A snap poll conducted Thursday night by the Washington Post and ABC News sheds some interesting light on the public’s understanding of these questions. The technical difficulties inherent in conducting a poll in a single night are potentially a source of significant error, and the Post pointed that out. Similarly, a randomly -- rather than scientifically -- selected sample of just 504 yields a margin of error that reaches at least 5%.

Still, the results are worth considering in a relative sense: The survey found that 63% of the respondents thought the NSA’s program was “an acceptable way to investigate terrorism,” and 65% said it was important to investigate potential terrorists, “even if it intrudes on privacy.” They agreed, in essence, with Mississippi Sen. Trent Lott’s instant reaction: “Do we want security ... or do we want to get in a twit about our civil libertarian rights?” (It seems impossible that the ACLU’s fundraisers don’t have their own covert program to clone this guy.) Only 35% of those polled said they thought the NSA program was “unacceptable” and less than one in four -- 24% -- strongly objected to it. By contrast, 44% “strongly endorsed the effort.”

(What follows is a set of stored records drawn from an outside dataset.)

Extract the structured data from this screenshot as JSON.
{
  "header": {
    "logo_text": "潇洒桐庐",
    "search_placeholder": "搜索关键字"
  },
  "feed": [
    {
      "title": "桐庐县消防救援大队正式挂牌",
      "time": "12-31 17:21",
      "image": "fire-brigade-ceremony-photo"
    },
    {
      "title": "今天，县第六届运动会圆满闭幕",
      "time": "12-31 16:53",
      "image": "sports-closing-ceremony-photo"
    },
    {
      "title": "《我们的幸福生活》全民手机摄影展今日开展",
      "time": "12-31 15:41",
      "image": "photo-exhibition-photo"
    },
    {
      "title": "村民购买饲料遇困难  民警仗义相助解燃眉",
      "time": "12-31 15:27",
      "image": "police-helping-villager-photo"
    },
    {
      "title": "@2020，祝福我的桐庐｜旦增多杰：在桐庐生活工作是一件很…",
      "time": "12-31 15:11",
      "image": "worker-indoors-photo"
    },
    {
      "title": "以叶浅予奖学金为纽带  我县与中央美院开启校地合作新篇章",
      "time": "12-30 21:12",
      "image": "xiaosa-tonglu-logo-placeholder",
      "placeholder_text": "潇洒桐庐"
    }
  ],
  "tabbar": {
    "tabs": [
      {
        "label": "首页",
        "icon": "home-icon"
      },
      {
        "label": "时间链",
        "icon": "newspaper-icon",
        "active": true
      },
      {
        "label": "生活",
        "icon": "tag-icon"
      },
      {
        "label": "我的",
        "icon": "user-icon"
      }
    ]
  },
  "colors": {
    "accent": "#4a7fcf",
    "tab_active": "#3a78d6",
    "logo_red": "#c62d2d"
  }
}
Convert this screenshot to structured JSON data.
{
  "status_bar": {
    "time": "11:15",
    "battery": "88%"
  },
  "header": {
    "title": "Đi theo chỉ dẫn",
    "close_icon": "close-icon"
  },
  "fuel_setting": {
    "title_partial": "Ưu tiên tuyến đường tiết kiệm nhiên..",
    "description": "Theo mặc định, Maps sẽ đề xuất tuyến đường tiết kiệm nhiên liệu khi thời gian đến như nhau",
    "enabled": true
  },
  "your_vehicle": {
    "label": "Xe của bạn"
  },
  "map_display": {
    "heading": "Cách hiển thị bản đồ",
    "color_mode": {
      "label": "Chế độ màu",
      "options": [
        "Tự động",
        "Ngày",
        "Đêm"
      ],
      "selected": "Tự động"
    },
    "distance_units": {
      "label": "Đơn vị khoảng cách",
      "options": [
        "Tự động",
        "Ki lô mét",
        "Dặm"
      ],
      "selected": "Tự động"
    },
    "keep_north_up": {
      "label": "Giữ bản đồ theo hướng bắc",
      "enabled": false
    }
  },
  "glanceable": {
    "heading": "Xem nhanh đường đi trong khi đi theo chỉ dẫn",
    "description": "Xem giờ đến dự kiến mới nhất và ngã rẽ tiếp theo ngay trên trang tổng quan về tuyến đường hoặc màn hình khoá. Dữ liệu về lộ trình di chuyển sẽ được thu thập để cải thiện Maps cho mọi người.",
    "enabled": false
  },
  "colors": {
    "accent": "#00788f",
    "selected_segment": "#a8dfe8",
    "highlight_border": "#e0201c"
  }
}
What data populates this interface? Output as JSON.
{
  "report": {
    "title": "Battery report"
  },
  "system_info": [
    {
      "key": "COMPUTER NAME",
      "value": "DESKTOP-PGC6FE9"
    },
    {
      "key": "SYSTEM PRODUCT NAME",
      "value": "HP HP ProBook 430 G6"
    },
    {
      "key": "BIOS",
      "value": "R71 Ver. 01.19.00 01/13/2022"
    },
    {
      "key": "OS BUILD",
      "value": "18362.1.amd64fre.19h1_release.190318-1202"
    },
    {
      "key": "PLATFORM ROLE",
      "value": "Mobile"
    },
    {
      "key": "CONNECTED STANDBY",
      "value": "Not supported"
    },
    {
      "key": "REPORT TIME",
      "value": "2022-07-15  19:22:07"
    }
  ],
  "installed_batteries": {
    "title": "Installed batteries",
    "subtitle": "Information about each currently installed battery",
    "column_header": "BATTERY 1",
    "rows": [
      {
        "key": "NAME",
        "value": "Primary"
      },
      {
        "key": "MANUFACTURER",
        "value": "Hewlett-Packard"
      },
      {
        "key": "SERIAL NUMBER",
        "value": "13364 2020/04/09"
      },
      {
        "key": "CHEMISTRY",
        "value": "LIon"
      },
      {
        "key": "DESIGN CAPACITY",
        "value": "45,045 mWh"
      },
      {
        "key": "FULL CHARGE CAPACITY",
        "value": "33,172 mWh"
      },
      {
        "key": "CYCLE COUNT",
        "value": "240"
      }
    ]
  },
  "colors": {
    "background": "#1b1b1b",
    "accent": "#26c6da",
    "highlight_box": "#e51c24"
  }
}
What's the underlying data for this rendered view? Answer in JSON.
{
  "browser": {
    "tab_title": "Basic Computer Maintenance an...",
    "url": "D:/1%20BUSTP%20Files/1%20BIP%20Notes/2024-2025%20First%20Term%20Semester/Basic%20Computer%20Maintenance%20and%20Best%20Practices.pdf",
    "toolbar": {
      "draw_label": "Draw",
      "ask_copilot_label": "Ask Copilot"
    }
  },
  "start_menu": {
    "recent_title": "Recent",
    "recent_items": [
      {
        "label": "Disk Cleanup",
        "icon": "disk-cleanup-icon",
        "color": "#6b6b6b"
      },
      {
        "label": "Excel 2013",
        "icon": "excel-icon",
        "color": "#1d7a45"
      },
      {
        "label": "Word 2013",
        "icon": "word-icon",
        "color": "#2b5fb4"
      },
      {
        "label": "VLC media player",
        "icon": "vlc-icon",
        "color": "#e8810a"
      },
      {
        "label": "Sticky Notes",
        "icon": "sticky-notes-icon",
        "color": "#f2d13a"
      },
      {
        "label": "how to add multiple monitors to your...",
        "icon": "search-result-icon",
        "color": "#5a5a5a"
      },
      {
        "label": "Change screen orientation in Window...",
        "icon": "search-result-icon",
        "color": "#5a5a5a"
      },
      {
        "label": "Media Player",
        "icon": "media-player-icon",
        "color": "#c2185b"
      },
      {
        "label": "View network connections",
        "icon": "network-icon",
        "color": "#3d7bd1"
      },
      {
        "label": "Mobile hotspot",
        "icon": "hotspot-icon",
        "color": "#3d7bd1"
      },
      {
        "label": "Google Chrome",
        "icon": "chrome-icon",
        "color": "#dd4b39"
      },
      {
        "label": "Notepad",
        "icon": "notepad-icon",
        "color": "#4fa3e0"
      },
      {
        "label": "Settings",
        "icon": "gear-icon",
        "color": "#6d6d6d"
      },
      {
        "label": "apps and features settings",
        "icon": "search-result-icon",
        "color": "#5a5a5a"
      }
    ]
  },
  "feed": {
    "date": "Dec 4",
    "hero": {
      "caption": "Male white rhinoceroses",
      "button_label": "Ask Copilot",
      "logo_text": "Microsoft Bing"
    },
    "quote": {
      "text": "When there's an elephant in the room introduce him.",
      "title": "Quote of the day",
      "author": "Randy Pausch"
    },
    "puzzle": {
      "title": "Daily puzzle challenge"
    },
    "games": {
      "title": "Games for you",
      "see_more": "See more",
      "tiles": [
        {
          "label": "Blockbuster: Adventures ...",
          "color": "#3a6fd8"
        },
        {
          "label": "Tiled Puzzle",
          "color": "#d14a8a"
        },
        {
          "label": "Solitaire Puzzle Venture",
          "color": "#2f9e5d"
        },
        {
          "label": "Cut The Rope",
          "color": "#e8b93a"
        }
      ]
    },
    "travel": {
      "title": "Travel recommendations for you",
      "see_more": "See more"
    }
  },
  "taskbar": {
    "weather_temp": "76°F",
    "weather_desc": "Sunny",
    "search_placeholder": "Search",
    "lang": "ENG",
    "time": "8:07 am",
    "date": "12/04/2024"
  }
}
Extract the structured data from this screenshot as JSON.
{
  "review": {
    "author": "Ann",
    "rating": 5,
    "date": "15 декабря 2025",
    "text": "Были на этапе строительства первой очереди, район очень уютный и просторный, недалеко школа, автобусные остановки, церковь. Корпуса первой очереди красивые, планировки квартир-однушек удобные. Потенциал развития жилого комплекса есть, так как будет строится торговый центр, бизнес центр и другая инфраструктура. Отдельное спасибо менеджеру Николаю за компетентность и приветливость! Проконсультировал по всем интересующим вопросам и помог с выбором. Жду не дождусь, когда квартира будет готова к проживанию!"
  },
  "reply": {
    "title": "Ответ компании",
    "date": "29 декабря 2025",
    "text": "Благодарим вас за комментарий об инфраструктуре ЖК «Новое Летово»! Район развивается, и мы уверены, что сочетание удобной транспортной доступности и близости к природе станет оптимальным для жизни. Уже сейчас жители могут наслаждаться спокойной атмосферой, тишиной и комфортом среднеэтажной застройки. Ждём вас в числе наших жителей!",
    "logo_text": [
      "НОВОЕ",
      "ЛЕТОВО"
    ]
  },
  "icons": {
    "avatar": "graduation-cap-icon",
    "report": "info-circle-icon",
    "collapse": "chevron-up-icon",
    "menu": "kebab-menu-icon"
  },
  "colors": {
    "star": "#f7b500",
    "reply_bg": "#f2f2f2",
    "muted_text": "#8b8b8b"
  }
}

At the same time, the Post reported, 56% of those polled said “it was appropriate for the news media to have disclosed the existence of this secret government program.” That’s an interesting finding to stack up against the commentators who allege that USA Today, the Los Angeles Times, Washington Post and New York Times were “unpatriotic” when they published stories on the administration’s covert activities and spying and that the reporters involved ought to be charged with “espionage.”

Whatever its absolute limitations, the Post/ABC poll suggests that the public is in the process of making up its own mind, but wants the information to do that. A random sample of ordinary Americans, in other words, places a higher value on a free press than do the lock-step partisans in the chattering class.